Enforcement is a problem because no agency has legal authority to do anything about such advertising. The only thing they can do is keep the expelled instructor from certifying students. The TripAdvisor comments mention another individual who may also be a PADI instructor. If so, then the company can still offer PADI instruction through that other instructor.
Another factor is that there is a difference between a dive shop being PADI-affiliated and a dive shop offering PADI instruction through an employee or someone they happen to know. Many years ago, before I was a professional, I reported the worst standards violation I have still ever seen (in Fiji). I got a lengthy response from PADI. It explained that they could only take steps against the instructor (which they did), but the shop was also advertising themselves as a PADI shop, which they were not. There was little PADI could do about that, since they could not control the laws in Fiji. They told the shop not to advertise themselves as a PADI shop, but they had no power to enforce that.

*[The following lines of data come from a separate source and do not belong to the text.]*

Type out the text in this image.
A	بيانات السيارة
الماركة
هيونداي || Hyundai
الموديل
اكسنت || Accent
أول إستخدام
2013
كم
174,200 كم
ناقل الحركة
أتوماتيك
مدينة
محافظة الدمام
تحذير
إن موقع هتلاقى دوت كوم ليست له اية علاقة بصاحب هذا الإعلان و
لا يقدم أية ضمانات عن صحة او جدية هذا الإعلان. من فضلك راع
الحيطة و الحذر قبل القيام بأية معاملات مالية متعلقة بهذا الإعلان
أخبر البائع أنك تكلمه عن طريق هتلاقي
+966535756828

I saw a similar thing in the United States a few years ago. I noticed that a dive operator in Florida that I used frequently had a sign in the story that advertised them as a GUE instructor training facility, yet I never saw them provide any instruction other than through SSI or TDI. I asked the manager about it, and he explained that while no employee of the shop had any GUE instructor credentials, if you wanted to get GUE training, they had the necessary phone number and could call a guy who could provide it. That was apparently fine with GUE.